Rajesh Paleti, Naveen Eluru & Chandra Bhat
Accident Analysis & Prevention, November 2010, Pages 1839-1854

Abstract:
In this paper, we capture the moderating effect of aggressive driving behavior while assessing the influence of a comprehensive set of variables on injury severity. In doing so, we are able to account for the indirect effects of variables on injury severity through their influence on aggressive driving behavior, as well as the direct effect of variables on injury severity. The methodology used in the paper to accommodate the moderating effect of aggressive driving behavior takes the form of two models - one for aggressive driving and another for injury severity. These are appropriately linked to obtain the indirect and direct effects of variables.

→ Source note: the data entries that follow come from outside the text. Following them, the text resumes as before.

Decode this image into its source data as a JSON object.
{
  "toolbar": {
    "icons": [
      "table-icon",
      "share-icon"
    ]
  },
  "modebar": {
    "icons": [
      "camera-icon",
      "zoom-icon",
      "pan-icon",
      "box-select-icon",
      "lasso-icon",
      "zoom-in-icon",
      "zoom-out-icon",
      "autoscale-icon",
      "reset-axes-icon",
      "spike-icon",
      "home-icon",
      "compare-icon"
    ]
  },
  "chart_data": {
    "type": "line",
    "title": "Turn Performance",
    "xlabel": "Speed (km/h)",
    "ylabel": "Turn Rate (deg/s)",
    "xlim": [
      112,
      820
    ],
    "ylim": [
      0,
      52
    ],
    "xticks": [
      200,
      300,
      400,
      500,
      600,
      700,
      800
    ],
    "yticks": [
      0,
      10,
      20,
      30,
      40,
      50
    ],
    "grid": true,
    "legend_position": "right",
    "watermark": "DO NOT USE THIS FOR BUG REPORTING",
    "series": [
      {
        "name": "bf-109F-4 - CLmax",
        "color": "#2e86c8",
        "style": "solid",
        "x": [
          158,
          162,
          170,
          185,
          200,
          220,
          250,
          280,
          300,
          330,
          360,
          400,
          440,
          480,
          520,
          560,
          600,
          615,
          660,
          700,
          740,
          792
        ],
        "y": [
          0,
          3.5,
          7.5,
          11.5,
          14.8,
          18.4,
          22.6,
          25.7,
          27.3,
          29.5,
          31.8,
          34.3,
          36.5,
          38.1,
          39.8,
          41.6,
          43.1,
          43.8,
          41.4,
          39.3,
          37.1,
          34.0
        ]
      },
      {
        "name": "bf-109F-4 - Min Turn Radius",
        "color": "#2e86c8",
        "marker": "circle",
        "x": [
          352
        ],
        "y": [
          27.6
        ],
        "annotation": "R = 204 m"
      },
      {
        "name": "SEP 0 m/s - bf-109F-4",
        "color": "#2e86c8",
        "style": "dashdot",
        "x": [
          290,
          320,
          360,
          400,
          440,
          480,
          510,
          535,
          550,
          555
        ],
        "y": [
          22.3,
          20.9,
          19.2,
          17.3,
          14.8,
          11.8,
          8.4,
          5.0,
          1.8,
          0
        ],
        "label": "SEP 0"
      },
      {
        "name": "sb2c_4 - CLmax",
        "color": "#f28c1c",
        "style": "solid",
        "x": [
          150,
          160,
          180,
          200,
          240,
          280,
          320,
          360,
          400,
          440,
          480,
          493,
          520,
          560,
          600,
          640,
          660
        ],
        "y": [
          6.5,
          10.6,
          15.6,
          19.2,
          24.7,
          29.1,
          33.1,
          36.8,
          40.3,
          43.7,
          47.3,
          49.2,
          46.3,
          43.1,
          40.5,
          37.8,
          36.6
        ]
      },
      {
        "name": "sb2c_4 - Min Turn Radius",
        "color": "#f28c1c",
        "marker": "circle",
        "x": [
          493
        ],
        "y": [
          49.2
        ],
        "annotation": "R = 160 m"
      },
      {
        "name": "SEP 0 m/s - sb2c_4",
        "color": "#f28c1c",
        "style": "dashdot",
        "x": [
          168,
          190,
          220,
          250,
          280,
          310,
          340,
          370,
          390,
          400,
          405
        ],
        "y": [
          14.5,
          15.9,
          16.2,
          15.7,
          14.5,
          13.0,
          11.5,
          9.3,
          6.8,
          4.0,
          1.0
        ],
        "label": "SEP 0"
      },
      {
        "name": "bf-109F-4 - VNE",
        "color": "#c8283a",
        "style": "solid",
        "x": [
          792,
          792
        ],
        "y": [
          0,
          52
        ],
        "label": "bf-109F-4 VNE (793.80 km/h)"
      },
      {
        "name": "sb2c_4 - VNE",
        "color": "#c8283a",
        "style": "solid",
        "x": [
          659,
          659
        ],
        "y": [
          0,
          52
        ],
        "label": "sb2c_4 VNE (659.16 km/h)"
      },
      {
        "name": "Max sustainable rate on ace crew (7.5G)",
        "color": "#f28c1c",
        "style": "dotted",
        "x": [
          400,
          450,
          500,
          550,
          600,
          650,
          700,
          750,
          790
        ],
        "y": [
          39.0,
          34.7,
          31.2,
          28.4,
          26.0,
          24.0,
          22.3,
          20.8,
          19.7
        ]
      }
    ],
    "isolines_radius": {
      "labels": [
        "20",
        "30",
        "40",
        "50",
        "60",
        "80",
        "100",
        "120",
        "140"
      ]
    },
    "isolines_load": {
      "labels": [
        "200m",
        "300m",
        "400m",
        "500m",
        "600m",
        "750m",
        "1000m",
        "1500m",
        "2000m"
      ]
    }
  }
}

The data for estimation is obtained from the National Motor Vehicle Crash Causation Study (NMVCCS). From an empirical standpoint, we consider a fine age categorization until 20 years of age when examining age effects on aggressive driving behavior and injury severity. There are several important results from the empirical analysis undertaken in the current paper based on post-crash data collection on aggressive behavior participation just prior to the crash and injury severity sustained in a crash. Young drivers (especially novice drivers between 16 and 17 years of age), drivers who are not wearing seat belt, under the influence of alcohol, not having a valid license, and driving a pick-up are found to be most likely to behave aggressively. Situational, vehicle, and roadway factors such as young drivers traveling with young passengers, young drivers driving an SUV or a pick-up truck, driving during the morning rush hour, and driving on roads with high speed limits are also found to trigger aggressive driving behavior. In terms of vehicle occupants, the safest situation from a driver injury standpoint is when there are two or more passengers in the vehicle, at least one of whom is above the age of 20 years. These and many other results are discussed, along with implications of the result for graduated driving licensing (GDL) programs.